These recent cases show that ID theft can rear its ugly head in our military and police forces—sometimes with soldiers and officers perpetrating the crimes.
Man charged with targeting fellow Marines for ID theft
A former Marine faces trial for allegedly stealing the identities of other Marines and walking away with more than $138,000, the Chicago Tribune reports.
Authorities say Leonard Parker Jr. obtained personal information about several Marines while he was stationed in Okinawa, Japan and then drained their bank accounts with co-defendant Dontreal Evans after returning to the US.
Parker is also charged with filing false tax returns in his own name and the names of three Marines. He was in the Marines for nearly four years until a bad-conduct discharge in June 2013 for theft and making a false statement.
Army National Guard hit by data breach
The Army National Guard has suffered a data breach involving the personal information of more than 850,000 current and former members, according to the Army Times.

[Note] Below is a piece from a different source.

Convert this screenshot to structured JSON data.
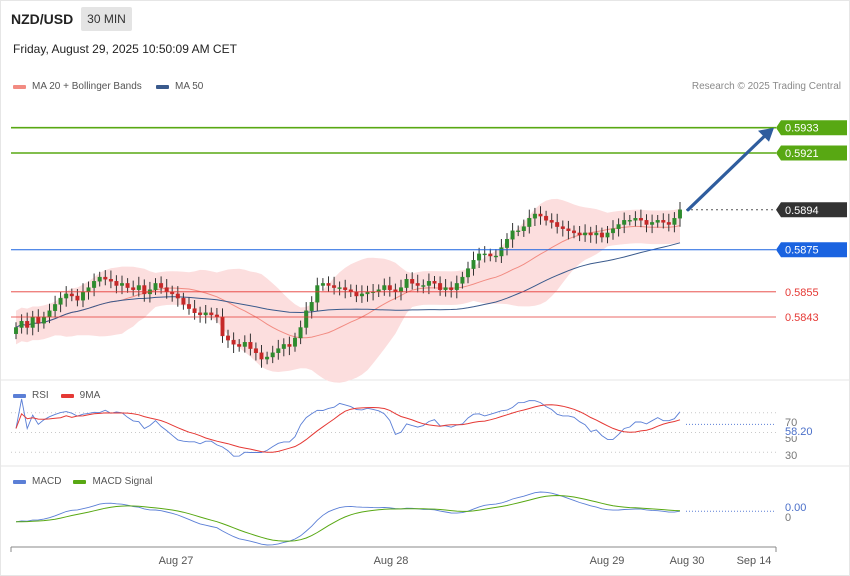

A contract employee unintentionally transferred files to an unapproved data center. The information dates back to 2004 and includes soldier names, Social Security numbers, dates of birth and addresses.
Officials don't believe the information was accessed by an outside party or used for fraud. However, the National Guard has established a help line and website to assist those affected in protecting their identities.
Former police officer charged with stealing identities
Identity theft charges are piling up against a former Alabama police officer, the Dothan Eagle reports.
Former officer Charles Thomas Simmer was arrested earlier this year for 18 identity theft-related charges. Additional charges were added after two more alleged victims came forward.
Investigators say victims include people who were in the military with Simmer.
Deputy police chief pleads guilty to hacking
A former Illinois deputy police chief pleaded guilty to hacking into the business email of his girlfriend's ex husband, according to the Daily Herald.
Robert Beeter faced 20 counts of identity theft and misconduct, which were dropped in exchange for the guilty plea. He was sentenced to two years probation, 50 hours of community service and $1,140 in court fees and fines. Beeter, his girlfriend and her ex-husband were all members of the same police force.
If Beeter violates probation, he could receive up to seven years in prison.